Storytelling….. (Nostalgia series)

I was reading a particularly good story (Brave Girl, Quiet Girl by Catherine Ryan Hyde)  the other day and it set me to wondering;  when was my first memory of a story being told to me. The very first one? I must have been three or four when I first heard of Cinderella. Many stories were told orally by my mother.   It’s really amazing how many fairy tales she knew by heart. I believe that began my life-long-love of story telling.  When I got a little older, my mother went on to tell me hundreds of stories about her five sisters and their growing up in the woods of Tumwater, Washington.  (Wild Violets)

At about age eighteen my sister gave me three books by Erich Maria Remarque. I don’t remember why those particular books, or why that author. Arch of Triumph, A Time to Love and A Time to Die, and All Quiet on the Western Front. (First Editions, copyright 1954) I wasn’t a reader of books; a typical teenager who got plenty of assigned reading in high school left no time for pleasure reading. Sigh. I can’t believe I was ever of that mindset!

 I had idolized my big sister since birth and wanted to please her in all things so I began reading the first book. I was enthralled with the writing and the story. Sixty years later I still have those books; From that moment on I have always had a book in my hands. 

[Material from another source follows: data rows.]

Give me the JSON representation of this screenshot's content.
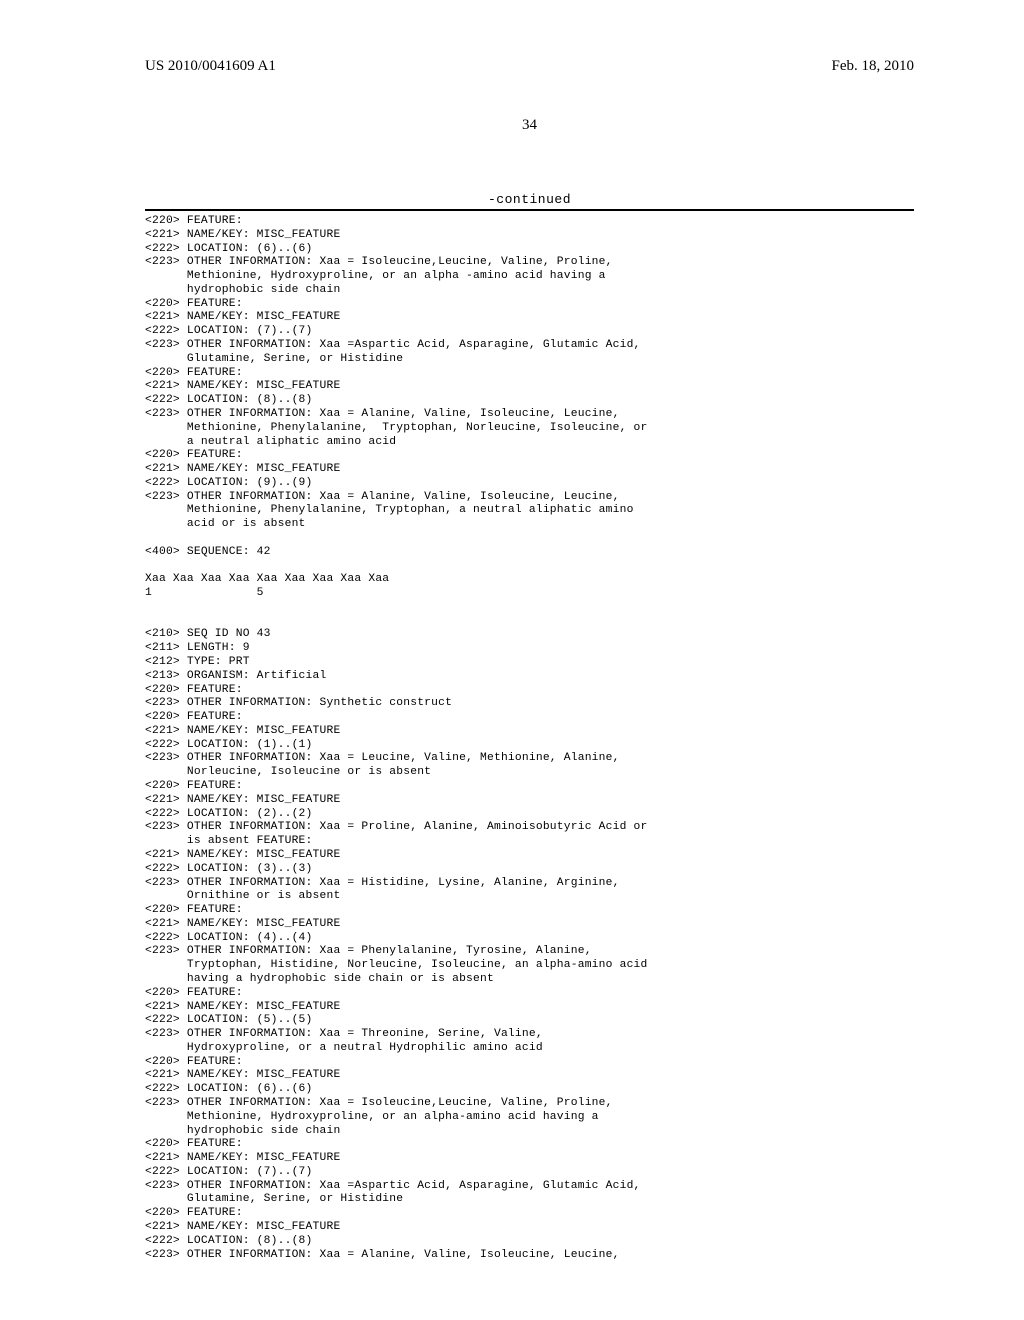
{
  "header": {
    "left": "US 2010/0041609 A1",
    "right": "Feb. 18, 2010"
  },
  "page_number": "34",
  "continued_label": "-continued",
  "listing": [
    {
      "t": "<220> FEATURE:"
    },
    {
      "t": "<221> NAME/KEY: MISC_FEATURE"
    },
    {
      "t": "<222> LOCATION: (6)..(6)"
    },
    {
      "t": "<223> OTHER INFORMATION: Xaa = Isoleucine,Leucine, Valine, Proline,"
    },
    {
      "t": "Methionine, Hydroxyproline, or an alpha -amino acid having a",
      "i": true
    },
    {
      "t": "hydrophobic side chain",
      "i": true
    },
    {
      "t": "<220> FEATURE:"
    },
    {
      "t": "<221> NAME/KEY: MISC_FEATURE"
    },
    {
      "t": "<222> LOCATION: (7)..(7)"
    },
    {
      "t": "<223> OTHER INFORMATION: Xaa =Aspartic Acid, Asparagine, Glutamic Acid,"
    },
    {
      "t": "Glutamine, Serine, or Histidine",
      "i": true
    },
    {
      "t": "<220> FEATURE:"
    },
    {
      "t": "<221> NAME/KEY: MISC_FEATURE"
    },
    {
      "t": "<222> LOCATION: (8)..(8)"
    },
    {
      "t": "<223> OTHER INFORMATION: Xaa = Alanine, Valine, Isoleucine, Leucine,"
    },
    {
      "t": "Methionine, Phenylalanine,  Tryptophan, Norleucine, Isoleucine, or",
      "i": true
    },
    {
      "t": "a neutral aliphatic amino acid",
      "i": true
    },
    {
      "t": "<220> FEATURE:"
    },
    {
      "t": "<221> NAME/KEY: MISC_FEATURE"
    },
    {
      "t": "<222> LOCATION: (9)..(9)"
    },
    {
      "t": "<223> OTHER INFORMATION: Xaa = Alanine, Valine, Isoleucine, Leucine,"
    },
    {
      "t": "Methionine, Phenylalanine, Tryptophan, a neutral aliphatic amino",
      "i": true
    },
    {
      "t": "acid or is absent",
      "i": true
    },
    {
      "t": ""
    },
    {
      "t": "<400> SEQUENCE: 42"
    },
    {
      "t": ""
    },
    {
      "t": "Xaa Xaa Xaa Xaa Xaa Xaa Xaa Xaa Xaa"
    },
    {
      "t": "1               5"
    },
    {
      "t": ""
    },
    {
      "t": ""
    },
    {
      "t": "<210> SEQ ID NO 43"
    },
    {
      "t": "<211> LENGTH: 9"
    },
    {
      "t": "<212> TYPE: PRT"
    },
    {
      "t": "<213> ORGANISM: Artificial"
    },
    {
      "t": "<220> FEATURE:"
    },
    {
      "t": "<223> OTHER INFORMATION: Synthetic construct"
    },
    {
      "t": "<220> FEATURE:"
    },
    {
      "t": "<221> NAME/KEY: MISC_FEATURE"
    },
    {
      "t": "<222> LOCATION: (1)..(1)"
    },
    {
      "t": "<223> OTHER INFORMATION: Xaa = Leucine, Valine, Methionine, Alanine,"
    },
    {
      "t": "Norleucine, Isoleucine or is absent",
      "i": true
    },
    {
      "t": "<220> FEATURE:"
    },
    {
      "t": "<221> NAME/KEY: MISC_FEATURE"
    },
    {
      "t": "<222> LOCATION: (2)..(2)"
    },
    {
      "t": "<223> OTHER INFORMATION: Xaa = Proline, Alanine, Aminoisobutyric Acid or"
    },
    {
      "t": "is absent FEATURE:",
      "i": true
    },
    {
      "t": "<221> NAME/KEY: MISC_FEATURE"
    },
    {
      "t": "<222> LOCATION: (3)..(3)"
    },
    {
      "t": "<223> OTHER INFORMATION: Xaa = Histidine, Lysine, Alanine, Arginine,"
    },
    {
      "t": "Ornithine or is absent",
      "i": true
    },
    {
      "t": "<220> FEATURE:"
    },
    {
      "t": "<221> NAME/KEY: MISC_FEATURE"
    },
    {
      "t": "<222> LOCATION: (4)..(4)"
    },
    {
      "t": "<223> OTHER INFORMATION: Xaa = Phenylalanine, Tyrosine, Alanine,"
    },
    {
      "t": "Tryptophan, Histidine, Norleucine, Isoleucine, an alpha-amino acid",
      "i": true
    },
    {
      "t": "having a hydrophobic side chain or is absent",
      "i": true
    },
    {
      "t": "<220> FEATURE:"
    },
    {
      "t": "<221> NAME/KEY: MISC_FEATURE"
    },
    {
      "t": "<222> LOCATION: (5)..(5)"
    },
    {
      "t": "<223> OTHER INFORMATION: Xaa = Threonine, Serine, Valine,"
    },
    {
      "t": "Hydroxyproline, or a neutral Hydrophilic amino acid",
      "i": true
    },
    {
      "t": "<220> FEATURE:"
    },
    {
      "t": "<221> NAME/KEY: MISC_FEATURE"
    },
    {
      "t": "<222> LOCATION: (6)..(6)"
    },
    {
      "t": "<223> OTHER INFORMATION: Xaa = Isoleucine,Leucine, Valine, Proline,"
    },
    {
      "t": "Methionine, Hydroxyproline, or an alpha-amino acid having a",
      "i": true
    },
    {
      "t": "hydrophobic side chain",
      "i": true
    },
    {
      "t": "<220> FEATURE:"
    },
    {
      "t": "<221> NAME/KEY: MISC_FEATURE"
    },
    {
      "t": "<222> LOCATION: (7)..(7)"
    },
    {
      "t": "<223> OTHER INFORMATION: Xaa =Aspartic Acid, Asparagine, Glutamic Acid,"
    },
    {
      "t": "Glutamine, Serine, or Histidine",
      "i": true
    },
    {
      "t": "<220> FEATURE:"
    },
    {
      "t": "<221> NAME/KEY: MISC_FEATURE"
    },
    {
      "t": "<222> LOCATION: (8)..(8)"
    },
    {
      "t": "<223> OTHER INFORMATION: Xaa = Alanine, Valine, Isoleucine, Leucine,"
    }
  ]
}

There came a time when I felt I should try my hand at ‘storytelling’.  Writing plays at first. Telling a story in less than 100 pages. It came so naturally. Friends who read my plays wanted more of the stories; fleshed out as it were. (What happened to the characters after the play was over; what were their lives like before the play began?) and they insisted I expand the stage play into a full length novel. Which, even though it took me years of labor, I did. 

As I lived my life I was always the one who sought out stories. I never tired of my mother’s tales about her and her sisters and what hellions they were. My own library of books grew and grew.  Walls  of books.

Around 1994, I sat down and wrote my first stage play…and as they say…the rest is history! By this time I had read hundreds of scripts (during my acting career)  so I found it extraordinarily easy to write in that format. It certainly sharpened my skills at writing dialogue. Along the way, I discovered that ten minute plays were very popular and for me, easy and fun to write. 

In another life I must have been a forensics detective because, as a hobby, I love murder, gore, forensics and clues. Characters come first for me when writing and one day Detectives Jack O’Roarke and Stella Garcia popped into my head. They were fully formed and rarin’-ta-go!  (World of Murder).

My advice to writers? If you’re just starting out, tell a story you know . You can always research a topic that you don’t know anything about but your writing will take longer, because you must get it right.  Keep writing!